Although you're not consuming loads of candy bars and soda, you could be unknowingly eating too much sugar. You'd be surprised how much sugar is found in the least expected food and beverages. A graduate student at New York University's department of nutrition says " We shouldn't consume more than 40 grams -- about 10 teaspoons -- of sugar a day, based on a 2,000-calorie diet". To me 10 teaspoons of sugar seems like an impossible amount to consume in an entire day, but the truth is that sugar is hidden everywhere and we should all be aware of this.
THE CULPRITS:
- A breakfast muffin could contain 11 tbs. of sugar.
- A Clif energy bar has five teaspoons of sugar.
- A grande vanilla latte from Starbucks contains about 7 grams of sugar
- Tomato sauces and other condiments also contain an abundance of added sugar.

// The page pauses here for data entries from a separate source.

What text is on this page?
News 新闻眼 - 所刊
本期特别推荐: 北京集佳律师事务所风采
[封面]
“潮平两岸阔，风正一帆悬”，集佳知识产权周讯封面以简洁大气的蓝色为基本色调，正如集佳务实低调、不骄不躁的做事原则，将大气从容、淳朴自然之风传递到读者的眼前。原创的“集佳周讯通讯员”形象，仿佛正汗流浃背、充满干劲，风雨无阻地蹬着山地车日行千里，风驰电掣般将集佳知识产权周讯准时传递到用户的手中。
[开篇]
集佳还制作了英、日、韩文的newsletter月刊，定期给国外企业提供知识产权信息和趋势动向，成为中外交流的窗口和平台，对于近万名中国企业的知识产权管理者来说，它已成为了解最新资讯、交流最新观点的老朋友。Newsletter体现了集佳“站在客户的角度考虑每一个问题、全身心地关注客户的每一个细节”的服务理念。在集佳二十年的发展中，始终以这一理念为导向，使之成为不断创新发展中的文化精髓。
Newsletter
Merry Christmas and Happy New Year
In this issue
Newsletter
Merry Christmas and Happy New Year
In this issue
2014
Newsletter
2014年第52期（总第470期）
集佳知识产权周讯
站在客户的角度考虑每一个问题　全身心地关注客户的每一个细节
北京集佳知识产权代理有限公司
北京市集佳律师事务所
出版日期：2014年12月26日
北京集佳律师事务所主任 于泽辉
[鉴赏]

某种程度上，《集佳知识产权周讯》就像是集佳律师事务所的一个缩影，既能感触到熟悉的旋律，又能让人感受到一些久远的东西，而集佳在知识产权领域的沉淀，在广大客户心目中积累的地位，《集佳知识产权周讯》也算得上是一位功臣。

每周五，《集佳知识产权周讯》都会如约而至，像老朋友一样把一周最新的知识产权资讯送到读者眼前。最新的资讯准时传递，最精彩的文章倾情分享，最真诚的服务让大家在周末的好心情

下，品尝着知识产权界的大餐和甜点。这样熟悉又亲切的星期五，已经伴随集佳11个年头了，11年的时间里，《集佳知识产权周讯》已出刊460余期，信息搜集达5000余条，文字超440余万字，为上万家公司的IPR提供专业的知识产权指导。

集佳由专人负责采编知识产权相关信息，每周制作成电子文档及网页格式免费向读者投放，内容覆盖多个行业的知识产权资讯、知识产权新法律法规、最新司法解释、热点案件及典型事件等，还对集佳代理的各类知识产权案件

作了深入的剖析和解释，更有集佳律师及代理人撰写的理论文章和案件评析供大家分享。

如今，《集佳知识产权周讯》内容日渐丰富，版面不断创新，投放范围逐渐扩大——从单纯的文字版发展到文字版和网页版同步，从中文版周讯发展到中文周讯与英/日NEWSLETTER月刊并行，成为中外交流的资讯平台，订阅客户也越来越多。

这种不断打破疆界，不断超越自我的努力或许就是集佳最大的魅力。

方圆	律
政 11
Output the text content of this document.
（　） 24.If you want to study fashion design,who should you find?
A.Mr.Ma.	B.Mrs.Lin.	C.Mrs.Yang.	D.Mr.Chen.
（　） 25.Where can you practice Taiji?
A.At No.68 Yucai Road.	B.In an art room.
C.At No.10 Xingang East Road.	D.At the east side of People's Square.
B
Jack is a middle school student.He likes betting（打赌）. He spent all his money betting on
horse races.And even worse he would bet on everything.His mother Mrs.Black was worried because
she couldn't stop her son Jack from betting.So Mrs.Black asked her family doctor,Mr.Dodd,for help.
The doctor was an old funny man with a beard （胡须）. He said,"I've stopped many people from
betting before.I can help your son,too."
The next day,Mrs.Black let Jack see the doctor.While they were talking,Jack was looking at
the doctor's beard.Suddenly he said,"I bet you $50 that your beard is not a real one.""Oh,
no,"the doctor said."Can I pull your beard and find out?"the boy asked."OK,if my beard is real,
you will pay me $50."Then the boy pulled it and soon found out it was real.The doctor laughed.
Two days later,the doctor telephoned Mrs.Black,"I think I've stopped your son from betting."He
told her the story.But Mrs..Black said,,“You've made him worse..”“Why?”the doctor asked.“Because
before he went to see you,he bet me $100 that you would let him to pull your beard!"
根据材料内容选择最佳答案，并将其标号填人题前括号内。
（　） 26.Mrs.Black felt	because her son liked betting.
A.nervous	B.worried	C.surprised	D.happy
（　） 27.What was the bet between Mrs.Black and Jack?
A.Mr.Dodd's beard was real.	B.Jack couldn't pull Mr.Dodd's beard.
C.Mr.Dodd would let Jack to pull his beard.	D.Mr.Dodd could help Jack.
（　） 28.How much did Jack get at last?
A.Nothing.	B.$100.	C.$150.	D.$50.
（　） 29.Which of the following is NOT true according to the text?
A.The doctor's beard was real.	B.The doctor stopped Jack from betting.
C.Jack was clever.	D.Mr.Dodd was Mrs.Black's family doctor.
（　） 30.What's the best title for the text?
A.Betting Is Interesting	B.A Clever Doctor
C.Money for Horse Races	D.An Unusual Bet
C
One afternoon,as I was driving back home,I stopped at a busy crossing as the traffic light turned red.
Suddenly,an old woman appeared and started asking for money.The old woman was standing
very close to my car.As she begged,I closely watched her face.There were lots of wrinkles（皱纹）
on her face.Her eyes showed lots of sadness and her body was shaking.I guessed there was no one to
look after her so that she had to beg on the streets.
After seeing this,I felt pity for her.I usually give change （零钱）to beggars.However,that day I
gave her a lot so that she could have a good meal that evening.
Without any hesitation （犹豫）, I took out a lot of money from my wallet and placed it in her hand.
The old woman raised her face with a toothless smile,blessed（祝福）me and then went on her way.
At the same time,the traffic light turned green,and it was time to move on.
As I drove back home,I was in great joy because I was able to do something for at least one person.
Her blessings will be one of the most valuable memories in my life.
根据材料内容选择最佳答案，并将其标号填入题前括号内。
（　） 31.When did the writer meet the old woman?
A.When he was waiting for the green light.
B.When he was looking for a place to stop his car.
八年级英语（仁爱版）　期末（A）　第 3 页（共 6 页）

- Fruit flavored yogurts including those labeled "low fat" are loaded with extra sugar.
- Bread and cereals are the least expected sugar-filled culprits.
IDENTIFY THE PROBLEM:
- Sucrose is essentially table sugar.
- Lactose is a naturally occurring sugar found in milk.

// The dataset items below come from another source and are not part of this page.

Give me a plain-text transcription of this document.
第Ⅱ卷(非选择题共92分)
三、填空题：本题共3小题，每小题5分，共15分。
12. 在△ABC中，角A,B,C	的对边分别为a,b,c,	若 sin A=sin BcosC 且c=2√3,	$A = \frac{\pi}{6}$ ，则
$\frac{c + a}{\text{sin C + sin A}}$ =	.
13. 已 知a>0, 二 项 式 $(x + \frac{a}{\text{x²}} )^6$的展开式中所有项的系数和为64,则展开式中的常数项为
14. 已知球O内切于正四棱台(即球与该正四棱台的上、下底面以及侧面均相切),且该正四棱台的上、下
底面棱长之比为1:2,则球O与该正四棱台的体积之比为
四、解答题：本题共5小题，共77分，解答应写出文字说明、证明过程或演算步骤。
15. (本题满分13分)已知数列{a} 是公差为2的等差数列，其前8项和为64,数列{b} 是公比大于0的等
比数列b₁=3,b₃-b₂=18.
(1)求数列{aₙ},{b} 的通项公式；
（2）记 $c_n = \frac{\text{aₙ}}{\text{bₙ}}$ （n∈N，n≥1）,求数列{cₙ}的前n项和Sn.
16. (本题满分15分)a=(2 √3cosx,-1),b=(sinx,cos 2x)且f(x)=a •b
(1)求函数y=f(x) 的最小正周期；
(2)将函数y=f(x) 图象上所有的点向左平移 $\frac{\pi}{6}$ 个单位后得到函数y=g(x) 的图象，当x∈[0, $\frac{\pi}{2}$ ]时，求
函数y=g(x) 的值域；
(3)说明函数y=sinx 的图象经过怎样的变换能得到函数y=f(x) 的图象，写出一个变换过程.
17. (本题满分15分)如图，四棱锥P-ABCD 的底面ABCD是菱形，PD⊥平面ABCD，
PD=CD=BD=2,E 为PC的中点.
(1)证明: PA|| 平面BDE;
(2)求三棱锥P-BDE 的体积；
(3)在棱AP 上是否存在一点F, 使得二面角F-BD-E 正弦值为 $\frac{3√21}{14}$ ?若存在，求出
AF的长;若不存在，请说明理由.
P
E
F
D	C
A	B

- Fructose is the sugar found naturally in fruits and some vegetables -- it's what makes an apple sweet.
- High Fructose Corn Syrup (HFCS), an inexpensive sweetener used in many processed foods made by changing the sugar in corn starch into fructose.
MONITOR YOUR SUGAR INTAKE:
- Check nutrition information on product packaging for grams of sugar.
- Visit the website, most restaurant's and coffee shops offer nutrition facts right on the website.
- Don't forget about the sugar in beverages. Try drinking more water instead.
- While grocery shopping compare labels. If one brand contains more grams of sugar per serving, go for the brand with less sugar.
- Use less condiments. If you normally smother your burger or veggie burger with ketchup, try using less.